Are these really pure base models? I've also noticed this kind of behaviour is so called base models. My conclusion is that they are not base models in the sense that they have been trained to predict the next word on the internet, but they have undergone some safety fine-tuning before release. We don't actually know how they were trained, and I am suspicious. It might be best to test on Pythia or some model where we actually know.

LLaMA 1 7B definitely seems to be a "pure base model". I agree that we have less transparency into the pre-training of Gemma 2 and Qwen 1.5, and I'll add this as a limitation, thanks!

I've checked that Pythia 12b deduped (pre-trained on the pile) also refuses harmful requests, although at a lower rate (13%). Here's an example, using the following prompt template:

"""User: {instruction}

Assistant:"""

It's pretty dumb though, and often just outputs nonsense. When I give it the Vicuna system prompt, it refuses 100% of harmful requests, though it has a bunch of "incompetent refusals", similar to LLaMA 1 7B:

"""A chat between a curious user and an artificial intelligence assistant. The assistant gives helpful, detailed, and polite answers to the user's questions.

USER: {instruction}

ASSISTANT:"""

@Zach Stein-Perlman This is part of why a 'helpful only' model isn't a full-strength red teaming test. You need to actually fine-tune to align the model with the red team's goal in order to fully elicit capabilities.

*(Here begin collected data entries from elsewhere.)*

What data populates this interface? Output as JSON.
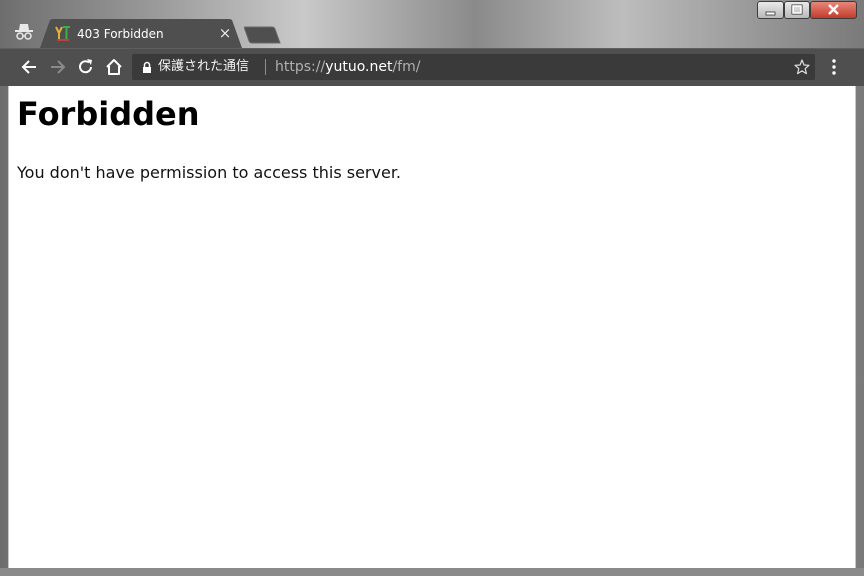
{
  "browser": {
    "tab": {
      "title": "403 Forbidden",
      "favicon_text": "YT",
      "close_symbol": "×"
    },
    "omnibox": {
      "secure_label": "保護された通信",
      "url_scheme": "https://",
      "url_host": "yutuo.net",
      "url_path": "/fm/"
    },
    "icons": [
      "incognito-icon",
      "favicon",
      "close-icon",
      "new-tab",
      "minimize-icon",
      "maximize-icon",
      "window-close-icon",
      "back-arrow-icon",
      "forward-arrow-icon",
      "reload-icon",
      "home-icon",
      "lock-icon",
      "star-icon",
      "kebab-menu-icon"
    ]
  },
  "page": {
    "heading": "Forbidden",
    "message": "You don't have permission to access this server."
  },
  "colors": {
    "toolbar": "#4f4f4f",
    "tab": "#4f4f4f",
    "omnibox": "#3a3a3a",
    "close_button": "#c33b2a",
    "page_background": "#ffffff"
  }
}
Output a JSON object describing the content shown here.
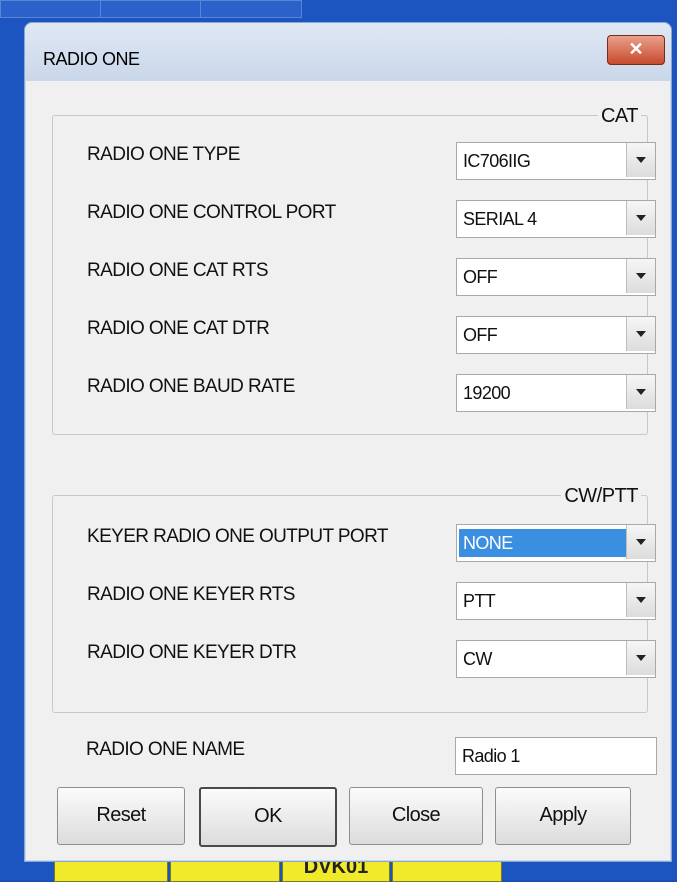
{
  "window": {
    "title": "RADIO ONE",
    "close_glyph": "✕"
  },
  "cat_group": {
    "legend": "CAT",
    "rows": [
      {
        "label": "RADIO ONE TYPE",
        "value": "IC706IIG"
      },
      {
        "label": "RADIO ONE CONTROL PORT",
        "value": "SERIAL 4"
      },
      {
        "label": "RADIO ONE CAT RTS",
        "value": "OFF"
      },
      {
        "label": "RADIO ONE CAT DTR",
        "value": "OFF"
      },
      {
        "label": "RADIO ONE BAUD RATE",
        "value": "19200"
      }
    ]
  },
  "cw_group": {
    "legend": "CW/PTT",
    "rows": [
      {
        "label": "KEYER RADIO ONE OUTPUT PORT",
        "value": "NONE"
      },
      {
        "label": "RADIO ONE KEYER RTS",
        "value": "PTT"
      },
      {
        "label": "RADIO ONE KEYER DTR",
        "value": "CW"
      }
    ]
  },
  "name_field": {
    "label": "RADIO ONE NAME",
    "value": "Radio 1"
  },
  "buttons": {
    "reset": "Reset",
    "ok": "OK",
    "close": "Close",
    "apply": "Apply"
  },
  "background_app": {
    "bottom_cell_text": "DVK01"
  },
  "colors": {
    "selection": "#3b8fe0",
    "close_button": "#c74a2c",
    "desktop": "#1a4fb3"
  }
}
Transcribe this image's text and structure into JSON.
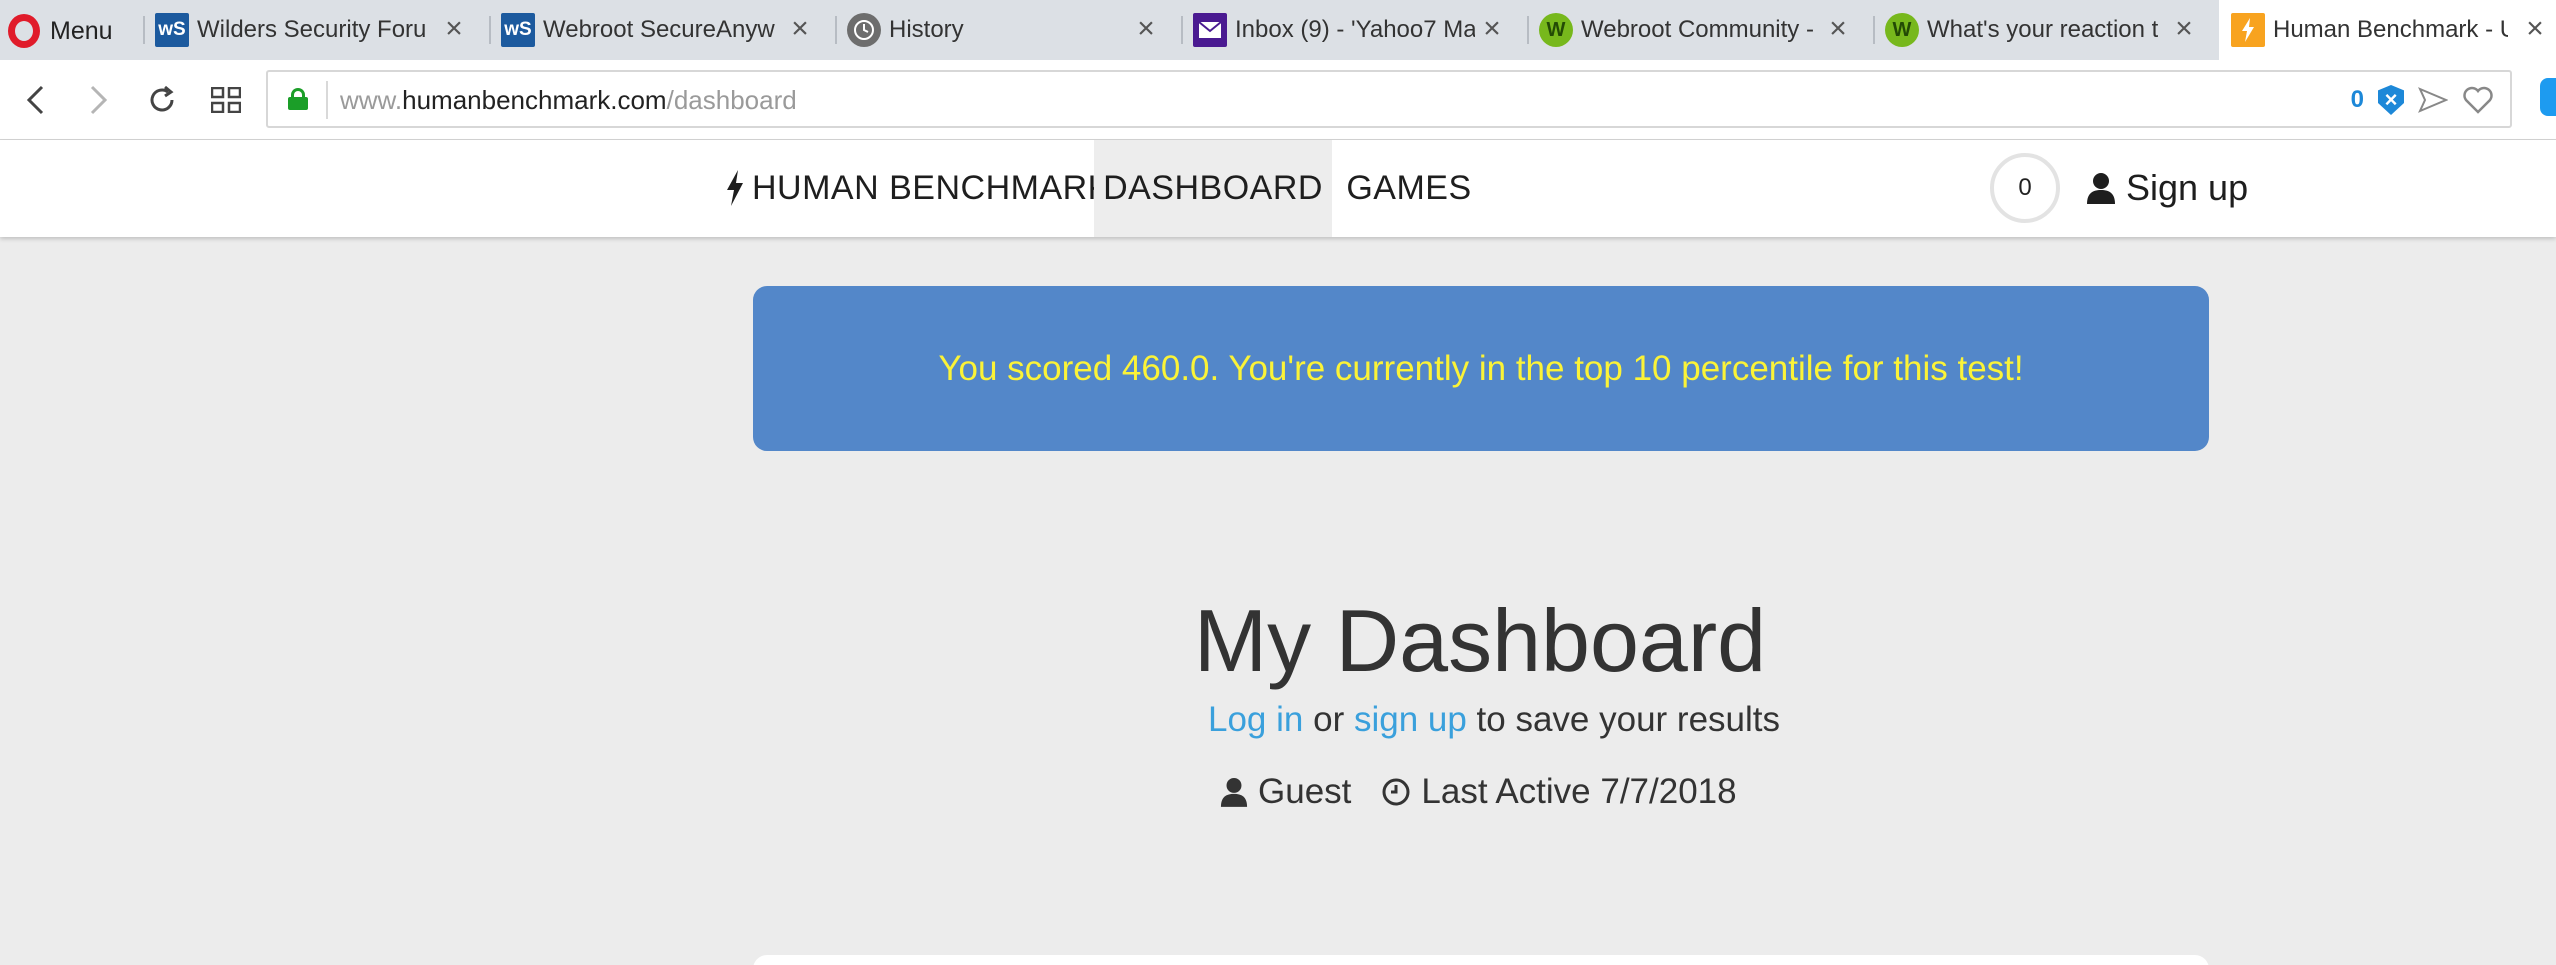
{
  "browser": {
    "menu_label": "Menu",
    "tabs": [
      {
        "title": "Wilders Security Foru",
        "favicon": "wilders-ws-icon",
        "active": false
      },
      {
        "title": "Webroot SecureAnyw",
        "favicon": "wilders-ws-icon",
        "active": false
      },
      {
        "title": "History",
        "favicon": "history-clock-icon",
        "active": false
      },
      {
        "title": "Inbox (9) - 'Yahoo7 Ma",
        "favicon": "yahoo-mail-icon",
        "active": false
      },
      {
        "title": "Webroot Community -",
        "favicon": "webroot-icon",
        "active": false
      },
      {
        "title": "What's your reaction t",
        "favicon": "webroot-icon",
        "active": false
      },
      {
        "title": "Human Benchmark - U",
        "favicon": "human-benchmark-icon",
        "active": true
      }
    ],
    "address": {
      "prefix": "www.",
      "domain": "humanbenchmark.com",
      "path": "/dashboard"
    },
    "adblock_count": "0"
  },
  "site": {
    "brand": "HUMAN BENCHMARK",
    "nav": {
      "dashboard": "DASHBOARD",
      "games": "GAMES"
    },
    "score_badge": "0",
    "signup": "Sign up"
  },
  "main": {
    "banner": "You scored 460.0. You're currently in the top 10 percentile for this test!",
    "title": "My Dashboard",
    "login_link": "Log in",
    "or_text": " or ",
    "signup_link": "sign up",
    "save_text": " to save your results",
    "user": "Guest",
    "last_active": "Last Active 7/7/2018"
  },
  "colors": {
    "banner_bg": "#5387c9",
    "banner_text": "#fbf337",
    "link": "#3aa0dc",
    "page_bg": "#ececec"
  }
}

For more on what I mean by this see my comments here: 

https://www.lesswrong.com/posts/x2yFrppX7RGz59LZF/model-evals-for-dangerous-capabilities?commentId=2SbojjY4QrBXDHE6a

https://www.lesswrong.com/posts/x2yFrppX7RGz59LZF/model-evals-for-dangerous-capabilities?commentId=XktyyyTHiA5e99vAg 

I agree noticing whether the model is refusing and, if so, bypassing refusals in some way is necessary for good evals (unless the refusal is super robust—such that you can depend on it for safety during deployment—and you're not worried about rogue deployments). But that doesn't require fine-tuning — possible alternatives include jailbreaking or few-shot prompting. Right?

(Fine-tuning is nice for eliciting stronger capabilities, but that's different.)

Well, my experience is that even when you seem to have bypassed a refusal, you might not have truly bypassed the model's "reluctance". If you get a refusal, but then get past it with a jailbreak or few-shot prompting, you usually get a weaker answer than the answer you get if you fine-tune. In other words, spontaneous sandbagging. I haven't experimented enough with steering vectors yet to be sure whether they are similar to fine-tuning in getting past spontaneous sandbagging. I would expect they are at least closer.

These spontaneous sandbagging phenomena of don't appear so strongly with 'ordinary' sorts of harms. Car jacking or making meth, that sort of thing. Only when you get into extreme stuff that very clearly goes against a wide set of deeply held societal norms (kidnapping and torturing people to death as lab rats to help develop biological weapons, explicit scientific plans to kill billions of innocent people, that sort of thing).

Interesting. Thanks. (If there's a citation for this, I'd probably include it in my discussions of evals best practices.)

Hopefully evals almost never trigger "spontaneous sandbagging"? Hacking and bio capabilities and so forth are generally more like carjacking than torture.

If you are doing evals for CBRN capabilities, you are very much in the zone of terrorists killing billions of innocent people. Indeed, that's practically the definition. There's no citation, it's just my personal experience while doing evals that are much to spicy to publish.

Of course, if you're only doing evals for relatively tame proxy skills (e.g. WMDP) then probably you get less of this effect. I don't have a quantification of the rates or specific datasets, just anecdata.